一心は、八雲を導き、照らす光だったに違いない。
それは、今も。



(一心さん、今も皆を見守ってくれていますか?笑ってくれていますか?)


…ふいに、脳裏に、一心が逝った日の八雲の背中が思い出された。
壊れそうで、崩れ落ちそうだったあの背中。一緒に運命に立ち向かってくれていた一心は、八雲にとってはもはや半身のようなものだったのだろう。
八雲も、一心を心から愛していた。

だから。


(私、ずっと八雲くんの隣にいます)


だから、あの日、心に誓ったのだ。

一心の代わりにはなれない。
けど、自分は何があっても、八雲の傍にいようと。

出会った頃から、利用するとか、されるとか、そんなのを抜きにした関係でありたいと思っていた。

きっと、あの時から私は八雲の事を──…



(約束します。
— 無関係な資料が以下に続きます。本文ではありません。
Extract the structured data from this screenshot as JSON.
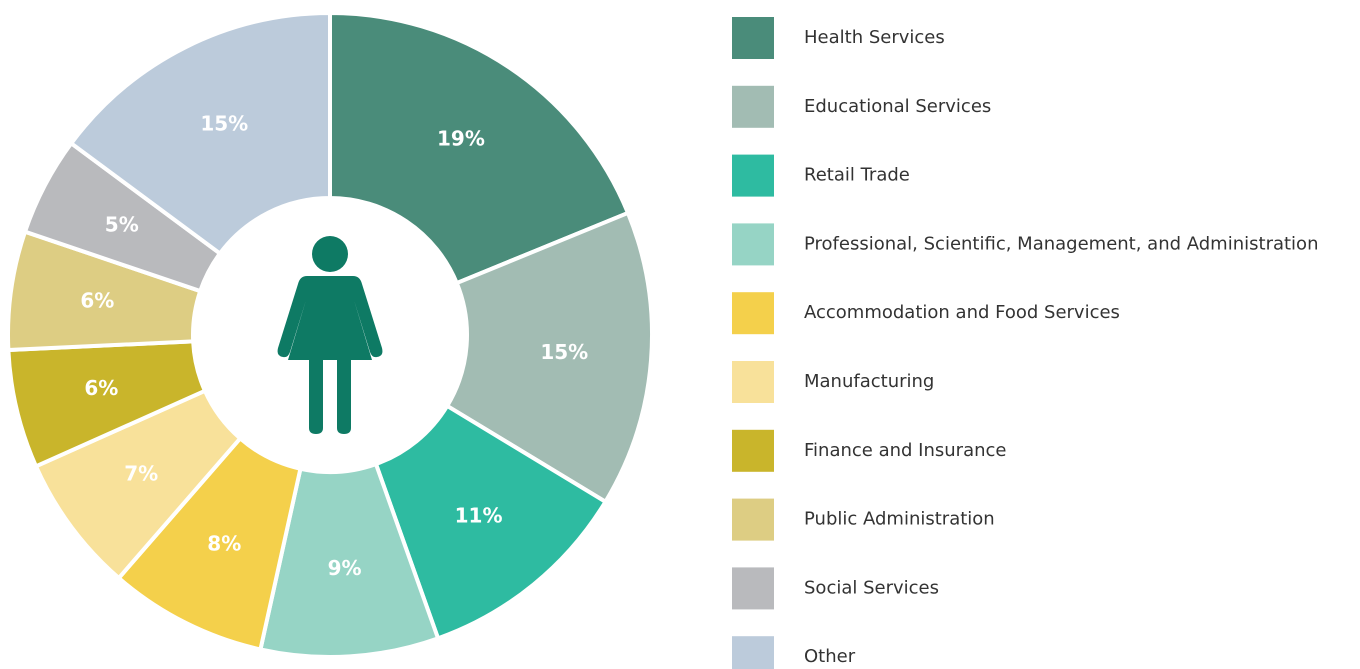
{
  "chart_data": {
    "type": "donut",
    "categories": [
      "Health Services",
      "Educational Services",
      "Retail Trade",
      "Professional, Scientific, Management, and Administration",
      "Accommodation and Food Services",
      "Manufacturing",
      "Finance and Insurance",
      "Public Administration",
      "Social Services",
      "Other"
    ],
    "values": [
      19,
      15,
      11,
      9,
      8,
      7,
      6,
      6,
      5,
      15
    ],
    "value_labels": [
      "19%",
      "15%",
      "11%",
      "9%",
      "8%",
      "7%",
      "6%",
      "6%",
      "5%",
      "15%"
    ],
    "colors": [
      "#4a8c7a",
      "#a2bcb3",
      "#2ebba1",
      "#96d4c5",
      "#f4d04b",
      "#f8e19a",
      "#c9b52b",
      "#ddcd83",
      "#b9babd",
      "#bccbdb"
    ],
    "legend": "right"
  }
}
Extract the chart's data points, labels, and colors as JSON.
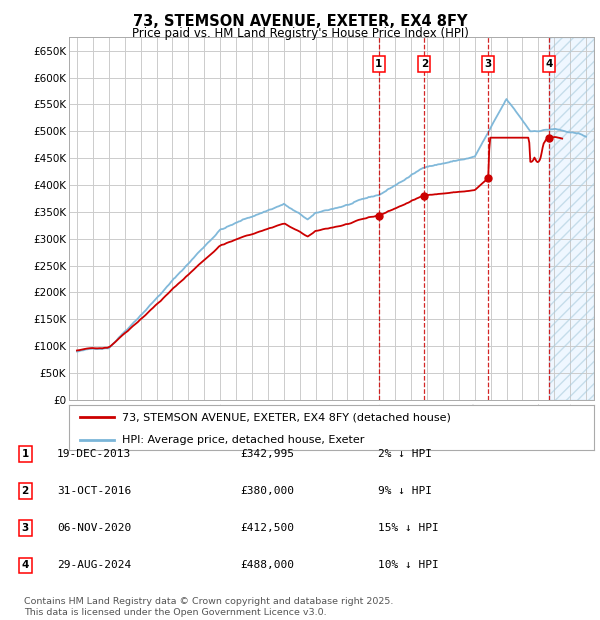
{
  "title": "73, STEMSON AVENUE, EXETER, EX4 8FY",
  "subtitle": "Price paid vs. HM Land Registry's House Price Index (HPI)",
  "ylim": [
    0,
    675000
  ],
  "yticks": [
    0,
    50000,
    100000,
    150000,
    200000,
    250000,
    300000,
    350000,
    400000,
    450000,
    500000,
    550000,
    600000,
    650000
  ],
  "ytick_labels": [
    "£0",
    "£50K",
    "£100K",
    "£150K",
    "£200K",
    "£250K",
    "£300K",
    "£350K",
    "£400K",
    "£450K",
    "£500K",
    "£550K",
    "£600K",
    "£650K"
  ],
  "xlim_start": 1994.5,
  "xlim_end": 2027.5,
  "transactions": [
    {
      "num": 1,
      "year": 2013.97,
      "price": 342995,
      "date": "19-DEC-2013",
      "pct": "2%",
      "dir": "↓"
    },
    {
      "num": 2,
      "year": 2016.83,
      "price": 380000,
      "date": "31-OCT-2016",
      "pct": "9%",
      "dir": "↓"
    },
    {
      "num": 3,
      "year": 2020.85,
      "price": 412500,
      "date": "06-NOV-2020",
      "pct": "15%",
      "dir": "↓"
    },
    {
      "num": 4,
      "year": 2024.66,
      "price": 488000,
      "date": "29-AUG-2024",
      "pct": "10%",
      "dir": "↓"
    }
  ],
  "hpi_color": "#7ab5d8",
  "price_color": "#cc0000",
  "vline_color": "#cc0000",
  "background_color": "#ffffff",
  "grid_color": "#cccccc",
  "footer": "Contains HM Land Registry data © Crown copyright and database right 2025.\nThis data is licensed under the Open Government Licence v3.0.",
  "legend_items": [
    "73, STEMSON AVENUE, EXETER, EX4 8FY (detached house)",
    "HPI: Average price, detached house, Exeter"
  ]
}
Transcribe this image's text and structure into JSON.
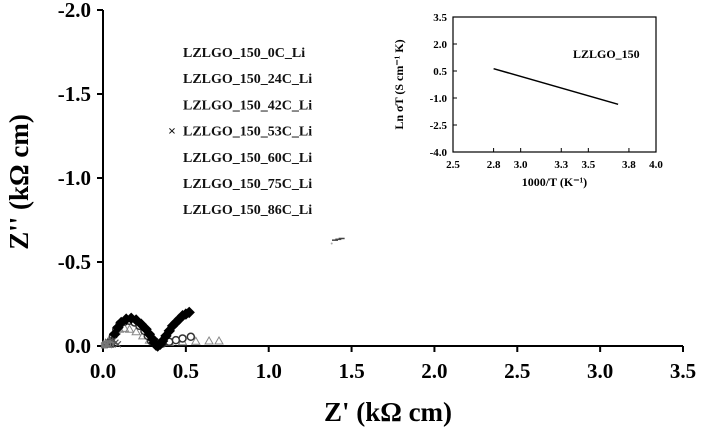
{
  "chart_data": [
    {
      "type": "scatter",
      "title": "",
      "xlabel": "Z' (kΩ cm)",
      "ylabel": "Z'' (kΩ cm)",
      "xlim": [
        0.0,
        3.5
      ],
      "ylim": [
        -2.0,
        0.0
      ],
      "y_inverted": true,
      "x_ticks": [
        "0.0",
        "0.5",
        "1.0",
        "1.5",
        "2.0",
        "2.5",
        "3.0",
        "3.5"
      ],
      "y_ticks": [
        "-2.0",
        "-1.5",
        "-1.0",
        "-0.5",
        "0.0"
      ],
      "legend": {
        "placement": "top-left",
        "entries": [
          "LZLGO_150_0C_Li",
          "LZLGO_150_24C_Li",
          "LZLGO_150_42C_Li",
          "LZLGO_150_53C_Li",
          "LZLGO_150_60C_Li",
          "LZLGO_150_75C_Li",
          "LZLGO_150_86C_Li"
        ]
      },
      "series": [
        {
          "name": "LZLGO_150_0C_Li",
          "marker": "filled-diamond",
          "x": [
            0.05,
            0.07,
            0.09,
            0.11,
            0.14,
            0.17,
            0.2,
            0.23,
            0.26,
            0.28,
            0.3,
            0.31,
            0.32,
            0.33,
            0.345,
            0.36,
            0.38,
            0.4,
            0.42,
            0.44,
            0.46,
            0.48,
            0.5,
            0.52
          ],
          "y": [
            -0.02,
            -0.07,
            -0.11,
            -0.14,
            -0.16,
            -0.165,
            -0.155,
            -0.13,
            -0.1,
            -0.07,
            -0.04,
            -0.02,
            -0.005,
            0.0,
            -0.01,
            -0.03,
            -0.06,
            -0.09,
            -0.12,
            -0.14,
            -0.16,
            -0.18,
            -0.19,
            -0.2
          ]
        },
        {
          "name": "LZLGO_150_24C_Li",
          "marker": "open-circle",
          "x": [
            0.04,
            0.06,
            0.08,
            0.1,
            0.13,
            0.16,
            0.19,
            0.22,
            0.25,
            0.27,
            0.29,
            0.32,
            0.36,
            0.4,
            0.44,
            0.48,
            0.53
          ],
          "y": [
            -0.02,
            -0.06,
            -0.1,
            -0.13,
            -0.145,
            -0.15,
            -0.14,
            -0.12,
            -0.09,
            -0.06,
            -0.03,
            -0.01,
            -0.015,
            -0.025,
            -0.035,
            -0.045,
            -0.055
          ]
        },
        {
          "name": "LZLGO_150_42C_Li",
          "marker": "open-triangle",
          "x": [
            0.02,
            0.04,
            0.06,
            0.08,
            0.1,
            0.13,
            0.16,
            0.2,
            0.24,
            0.28,
            0.33,
            0.4,
            0.48,
            0.56,
            0.64,
            0.7
          ],
          "y": [
            -0.01,
            -0.04,
            -0.07,
            -0.09,
            -0.1,
            -0.105,
            -0.1,
            -0.085,
            -0.06,
            -0.035,
            -0.02,
            -0.022,
            -0.025,
            -0.028,
            -0.03,
            -0.03
          ]
        },
        {
          "name": "LZLGO_150_53C_Li",
          "marker": "x",
          "x": [
            0.01,
            0.02,
            0.03,
            0.045,
            0.06,
            0.075,
            0.09
          ],
          "y": [
            -0.005,
            -0.015,
            -0.025,
            -0.03,
            -0.03,
            -0.02,
            -0.01
          ]
        },
        {
          "name": "LZLGO_150_60C_Li",
          "marker": "open-square",
          "x": [
            0.005,
            0.012,
            0.02,
            0.03,
            0.04,
            0.05
          ],
          "y": [
            -0.003,
            -0.01,
            -0.015,
            -0.017,
            -0.013,
            -0.006
          ]
        },
        {
          "name": "LZLGO_150_75C_Li",
          "marker": "dash",
          "x": [
            1.4,
            1.42,
            1.44
          ],
          "y": [
            -0.63,
            -0.635,
            -0.64
          ]
        },
        {
          "name": "LZLGO_150_86C_Li",
          "marker": "dot",
          "x": [
            1.38
          ],
          "y": [
            -0.61
          ]
        }
      ]
    },
    {
      "type": "line",
      "title": "",
      "note": "LZLGO_150",
      "xlabel": "1000/T (K⁻¹)",
      "ylabel": "Ln σT (S cm⁻¹ K)",
      "xlim": [
        2.5,
        4.0
      ],
      "ylim": [
        -4.0,
        3.5
      ],
      "x_ticks": [
        "2.5",
        "2.8",
        "3.0",
        "3.3",
        "3.5",
        "3.8",
        "4.0"
      ],
      "y_ticks": [
        "3.5",
        "2.0",
        "0.5",
        "-1.0",
        "-2.5",
        "-4.0"
      ],
      "series": [
        {
          "name": "",
          "x": [
            2.8,
            3.72
          ],
          "y": [
            0.63,
            -1.35
          ]
        }
      ]
    }
  ]
}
だから、安心して見ていてください)



あなたが繋いで導いてくれた、私達のこれからを。







晴香が再び目を開けると、穏やかな眼差しの八雲と目があった。


「随分長いこと話し込んでたな」
「うん」


立ち上がった八雲に倣って、晴香も立ち上がり伸びをする。
見上げた空はすっかり夜の帳が降り、星が綺麗に輝いていた。


「八雲くん、ありがとう」
「…は?」
「ここに、一緒に来たいって言ってくれて」


あなたの大切な人の元へ、いつだってこうして連れてきてくれて。
あなたの大事なものを、いつだって一緒に大事にさせてくれて。


にこりと笑えば、八雲がぽかんとして固まっていた。
少し見開かれた左目からは、綺麗な赤がよく見える。

やっぱり、きれい。


「君は、本当に変わってる」


やがて小刻みに肩を振るわせ、八雲は笑いを押し殺すように言った。愉快そうに。
ただ、笑われるようなことを言った覚えのない晴香は困惑ばかりだが。
ついには八雲が声をあげて笑った。


「や、八雲くん?」
「ありがとう、と来るとは思わなかった」


なんとか笑いを呑み込んで、八雲は晴香に向かい合う。
さぁっと優しい夜風が二人の髪を揺らす。


「君に、聞いて欲しいことがある」
「うん」
「本当は、もっと違う場所が良いんだろうけど、どうしてもここが良かったんだ」


そっと優しい目をして、一心の墓石に目をやって。
それから晴香に戻した視線は、どこまでも真っ直ぐだった。
月明かりに照らされた赤い瞳が吸い込まれそうなほど綺麗で、晴香は小さく息を飲む。


「君には、僕といるせいで、辛い想いばかりさせた」
「え?」
「叔父さんのことだってそうだ。それだけじゃない。僕といる事で、たくさん危険な目にも、悲しい目にも合わせた」
「そんな事…!」
「そんな事、あるんだよ。僕は、今までこの運命を…この瞳を憎んで来た。この眼を潰そうとしたことさえあった」
「八雲くん…」
「僕を受け入れてくれた、大事な人でさえ、この眼で不幸にしてしまった」


それは、明美先生のこと?
思わず聞きそうになって、呑み込む。

きっと明美先生は八雲のせいなんて思っていない。私がそう思っていないのと同じように。
でも、私がそう伝えたところで、きっと意味はない。

八雲はちゃんと分かってるから。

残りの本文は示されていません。